A  mais complexa operação de segurança da história dos Jogos Olímpicos tem início sob o fantasma de ataques terroristas, especialmente os dos chamados lobos solitários, e em meio à mais grave crise financeira da história do Estado do Rio de Janeiro. Serão empregados 85 mil agentes – 47 mil das forças de segurança pública, entre guardas municipais, policiais federais, civis e militares e da Força Nacional de Segurança; 38 mil do Exército, Marinha e Aeronáutica.

Um dos principais reflexos da crise na segurança pública é a volta de ações violentas dos criminosos, estimulada pela precariedade do policiamento. No último dia 19, ao menos 25 bandidos resgataram do Hospital Municipal Souza Aguiar, referência para emergências durante os Jogos, o traficante Nicolas Labre, o Fat Family. Um homem que buscava atendimento morreu baleado. Houve dois feridos.

A pedido do governo fluminense, as Forças Armadas cuidarão da segurança do Aeroporto Internacional do Rio (na Ilha do Governador, zona norte) e das vias expressas, como Linha Amarela, Linha Vermelha e Avenida Brasil, que cortam vários bairros. Cercadas por favelas, elas são pontos sensíveis da segurança na cidade. Em 7 de maio, véspera do Dia das Mães, Ana Beatriz Frade, de 17 anos, foi morta por assaltantes  quando passava de carro pela Linha Amarela. Não foi solicitado que as Forças Armadas ocupem as favelas. Além da violência urbana, a grande preocupação está nos ataques isolados, como o ocorrido na boate Pulse, em Orlando (EUA), em 12 de junho, com 49 mortos.

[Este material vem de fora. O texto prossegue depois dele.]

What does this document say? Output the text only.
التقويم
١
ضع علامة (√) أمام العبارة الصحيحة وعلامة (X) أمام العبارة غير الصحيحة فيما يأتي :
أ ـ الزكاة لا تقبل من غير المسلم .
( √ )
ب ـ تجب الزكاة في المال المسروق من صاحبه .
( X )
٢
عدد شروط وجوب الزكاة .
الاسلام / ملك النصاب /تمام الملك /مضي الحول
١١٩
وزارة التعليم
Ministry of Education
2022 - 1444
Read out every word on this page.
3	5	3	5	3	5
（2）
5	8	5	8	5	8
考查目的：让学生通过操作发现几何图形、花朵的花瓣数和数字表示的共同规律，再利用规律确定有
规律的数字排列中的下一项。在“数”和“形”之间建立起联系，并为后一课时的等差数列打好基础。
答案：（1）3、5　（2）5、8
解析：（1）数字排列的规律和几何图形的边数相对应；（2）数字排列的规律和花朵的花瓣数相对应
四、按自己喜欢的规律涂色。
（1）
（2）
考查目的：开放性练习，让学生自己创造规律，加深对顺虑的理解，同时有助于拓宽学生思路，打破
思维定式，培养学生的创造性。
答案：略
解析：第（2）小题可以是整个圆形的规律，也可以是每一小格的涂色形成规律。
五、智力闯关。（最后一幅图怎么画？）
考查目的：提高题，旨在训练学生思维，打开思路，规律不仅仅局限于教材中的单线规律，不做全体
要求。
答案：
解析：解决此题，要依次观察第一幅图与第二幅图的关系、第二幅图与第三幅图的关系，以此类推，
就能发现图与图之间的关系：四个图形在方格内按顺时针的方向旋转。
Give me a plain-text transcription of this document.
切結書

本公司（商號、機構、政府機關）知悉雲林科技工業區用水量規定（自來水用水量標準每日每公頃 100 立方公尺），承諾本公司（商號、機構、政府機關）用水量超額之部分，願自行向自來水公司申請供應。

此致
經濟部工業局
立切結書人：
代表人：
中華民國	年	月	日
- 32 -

“Sem dúvida nenhuma, a ação dos lobos solitários preocupa mais do que ações coordenadas por grupos terroristas. Ela é muito mais difícil de ser detectada. Esse é o grande risco hoje, não só aqui, mas em qualquer lugar do mundo. Ações como essa são difíceis de serem previstas”, reconhece o subsecretário de Estado de Comando e Controle da Secretaria de Segurança, Edval Novaes. Nos últimos anos, “mais de uma centena” de policiais civis, militares e federais e agentes de inteligência foram enviados para eventos esportivos internacionais, como a Maratona de Boston (EUA), ou o Tour de France (FRA), para aprenderem técnicas antiterror.

FRASE EM DESTAQUE

"Pedi ajuda às Forças Armadas para desafogar a Polícia Militar do Rio. A Olimpíada, eu vejo como uma bolha. A preocupação é com o antes da Olimpíada e o depois”, diz José Mariano Beltrame, secretário de Segurança do Estado.

NÚMEROS

1,8 mil câmeras estarão a bordo apenas de carros de polícia durante a realização do evento esportivo.

150 agentes de segurança vão proteger o hotel dos 400 dirigentes do Comitê Olímpico Internacional (COI) e seus familiares.

4 balões levarão câmeras de alta definição, a 230 metros de altitude, para cobrir cerca de 13 quilômetros no entorno das instalações olímpicas.